Chellis Glendinning was born just after World War II and came of age during the decolonization, liberation, and feminist movements. The central themes of her writings include the interlace of the personal with the political and a critique of mass technological society as contrasted by nature-based cultures. She has written seven books.

Glendinning has also published in various journals, magazines, and newspapers. In the northern hemisphere these include Guernica, Orion, CounterPunch, Alternet, Santa Fe New Mexican, ColdType, San Francisco Bay Guardian, Salon, and Race, Poverty and the Environment. In Bolivia she has written for Los Tiempos, Le Monde Diplomatique, and Nueva Crónica.

In 2007 her folk opera about immigration, De Un Lado Al Otro, was performed at the Lensic Performing Arts Center in Santa Fe -- with Robert Castro directing and Cipriano Vigil composing.

A few weeks after being jailed during the protests at People's Park, in 1969, she graduated Phi Beta Kappa from the University of California/Berkeley in social sciences. She received her Ph.D in psychology from Columbia Pacific University and for thirty years has been a licensed psychotherapist specializing in trauma recovery.

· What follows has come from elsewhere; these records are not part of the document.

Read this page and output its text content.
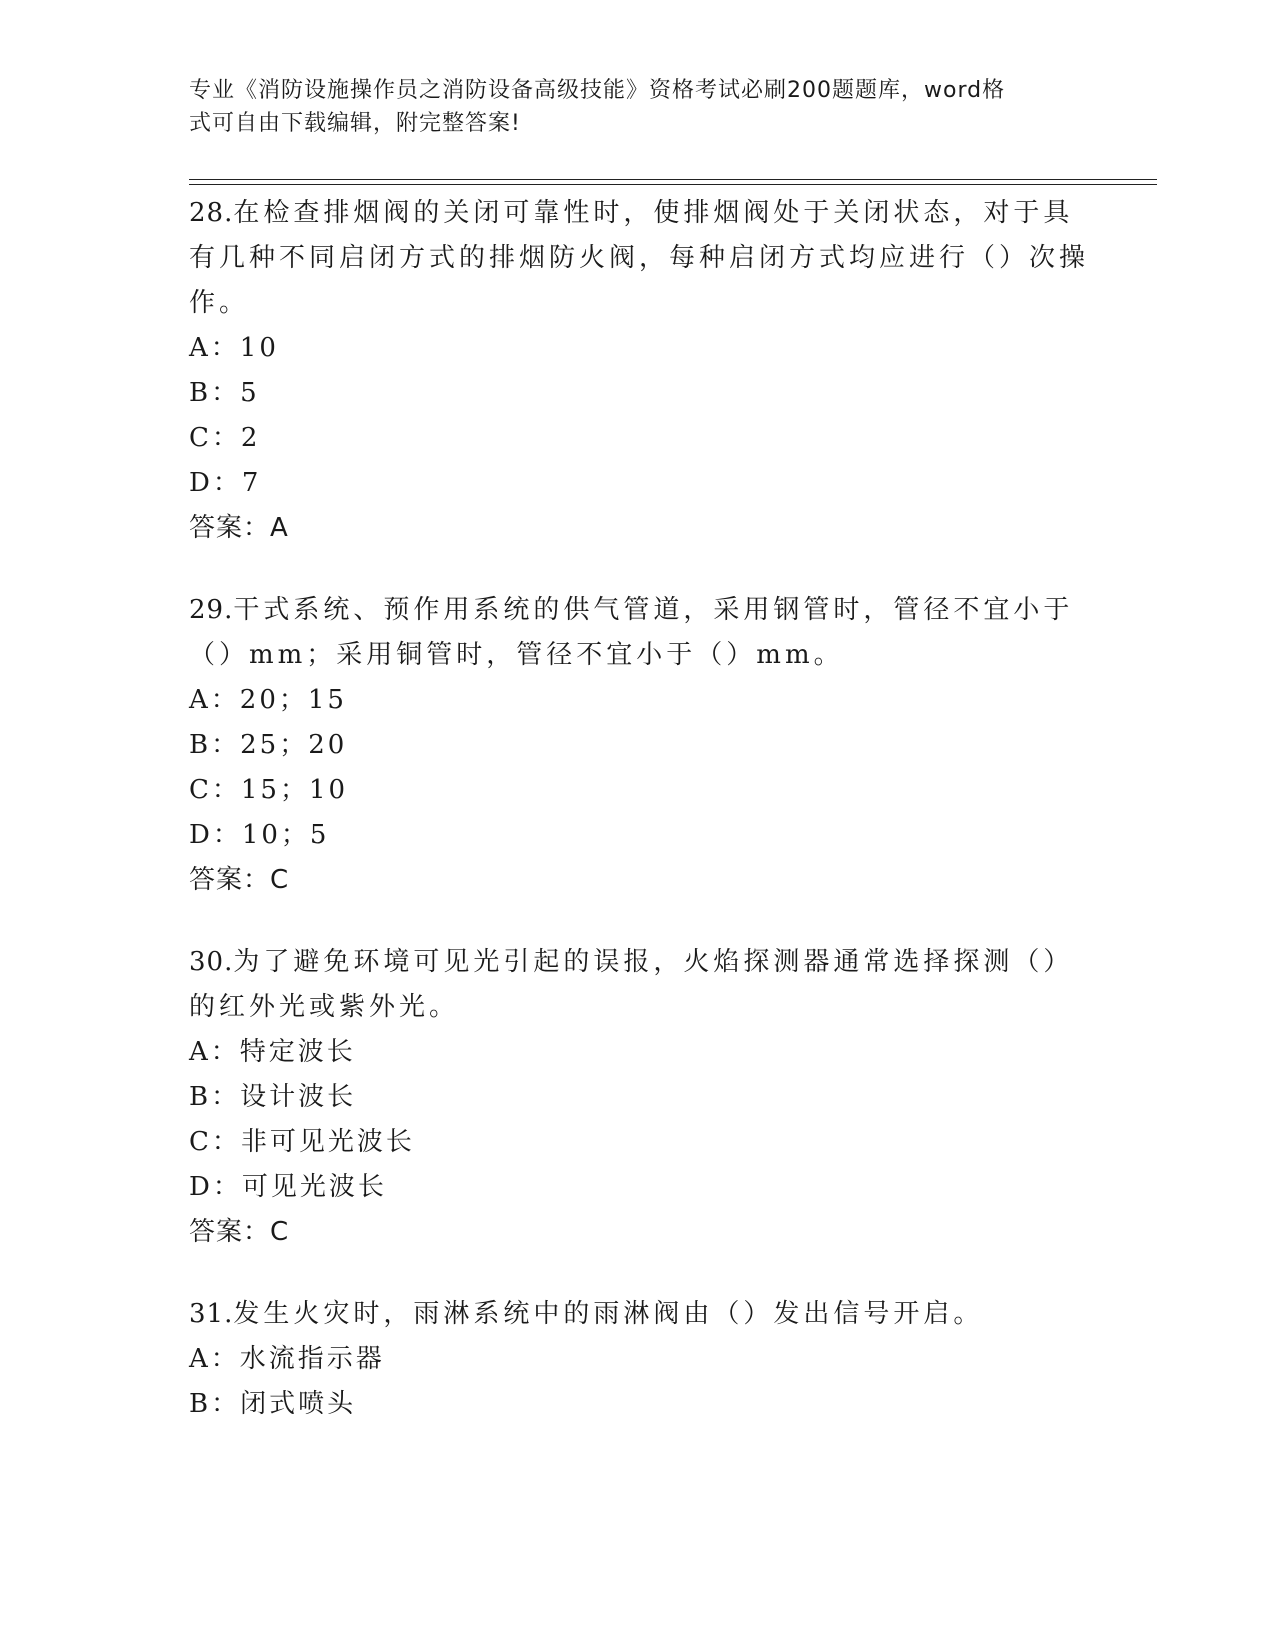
专业《消防设施操作员之消防设备高级技能》资格考试必刷200题题库，word格
式可自由下载编辑，附完整答案!
28.在检查排烟阀的关闭可靠性时，使排烟阀处于关闭状态，对于具有几种不同启闭方式的排烟防火阀，每种启闭方式均应进行（）次操作。
A：10
B：5
C：2
D：7
答案：A
29.干式系统、预作用系统的供气管道，采用钢管时，管径不宜小于（）mm；采用铜管时，管径不宜小于（）mm。
A：20；15
B：25；20
C：15；10
D：10；5
答案：C
30.为了避免环境可见光引起的误报，火焰探测器通常选择探测（）的红外光或紫外光。
A：特定波长
B：设计波长
C：非可见光波长
D：可见光波长
答案：C
31.发生火灾时，雨淋系统中的雨淋阀由（）发出信号开启。
A：水流指示器
B：闭式喷头
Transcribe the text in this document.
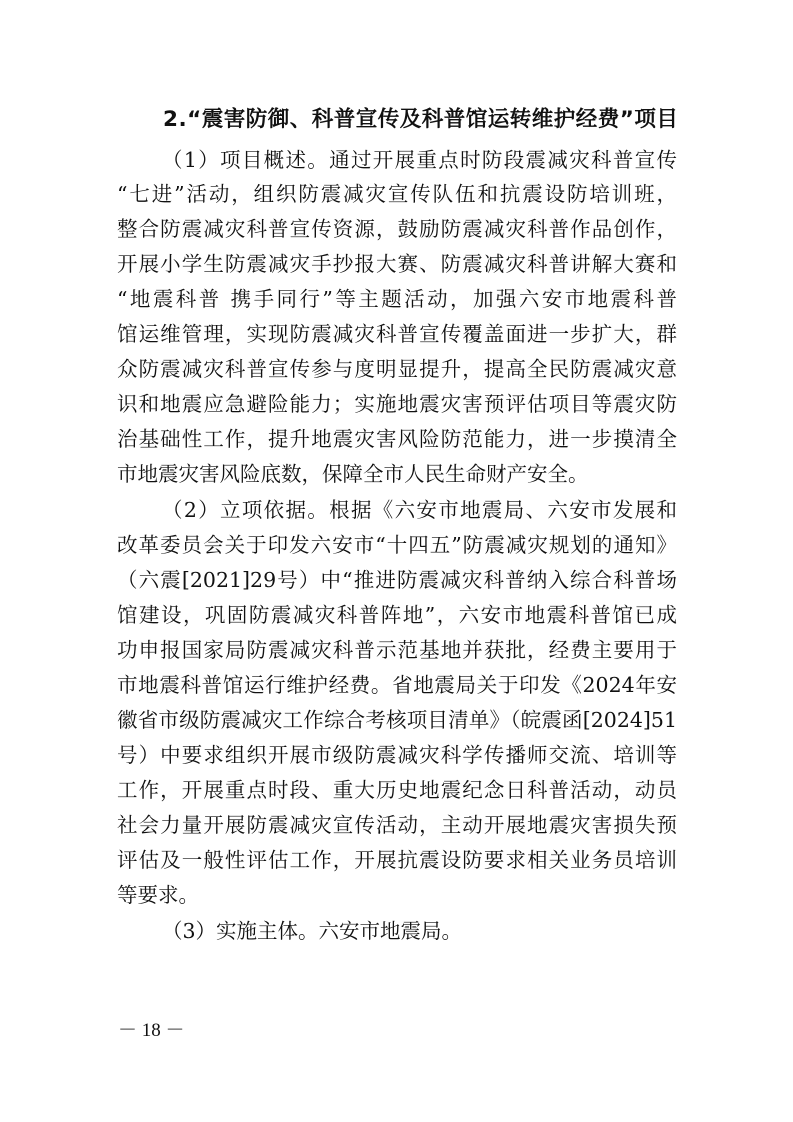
2.“震害防御、科普宣传及科普馆运转维护经费”项目
（1）项目概述。通过开展重点时防段震减灾科普宣传
“七进”活动，组织防震减灾宣传队伍和抗震设防培训班，
整合防震减灾科普宣传资源，鼓励防震减灾科普作品创作，
开展小学生防震减灾手抄报大赛、防震减灾科普讲解大赛和
“地震科普 携手同行”等主题活动，加强六安市地震科普
馆运维管理，实现防震减灾科普宣传覆盖面进一步扩大，群
众防震减灾科普宣传参与度明显提升，提高全民防震减灾意
识和地震应急避险能力；实施地震灾害预评估项目等震灾防
治基础性工作，提升地震灾害风险防范能力，进一步摸清全
市地震灾害风险底数，保障全市人民生命财产安全。
（2）立项依据。根据《六安市地震局、六安市发展和
改革委员会关于印发六安市“十四五”防震减灾规划的通知》
（六震[2021]29号）中“推进防震减灾科普纳入综合科普场
馆建设，巩固防震减灾科普阵地”，六安市地震科普馆已成
功申报国家局防震减灾科普示范基地并获批，经费主要用于
市地震科普馆运行维护经费。省地震局关于印发《2024年安
徽省市级防震减灾工作综合考核项目清单》（皖震函[2024]51
号）中要求组织开展市级防震减灾科学传播师交流、培训等
工作，开展重点时段、重大历史地震纪念日科普活动，动员
社会力量开展防震减灾宣传活动，主动开展地震灾害损失预
评估及一般性评估工作，开展抗震设防要求相关业务员培训
等要求。
（3）实施主体。六安市地震局。
－ 18 －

In 1997 she was awarded the Río Arriba County Zero Injustice Award for her “courageous stand in support of the customs, culture, and traditions of the Native American and Indo-Hispano people of northern New Mexico.” She received the New Mexico Humanities Council First Times Award for Short Story Writing in 1989, and both Off the Map and Chiva won the National Federation of Press Women Book Award, in 2000 and 2006. Utne Reader named her one of the world’s visionary thinkers in 2001. And her "Rinconcito en el Cielo" radio series, produced for KUNM-FM/Albuquerque NM, won the New Mexico Broadcasters’ Association Community Award for documentary feature in 2010.

Her first novel (and first in Spanish), Las relaciones de objetos/Object Relations, will be published by Editorial 3600 in La Paz. She is also completing a generational memoir based on the lives of remarkable people she has known in social movements, The History Makers.

Glendinning lives in an antique adobe in Chuquisaca, Bolivia. Her papers are housed at the Labadie Collection of the University of Michigan.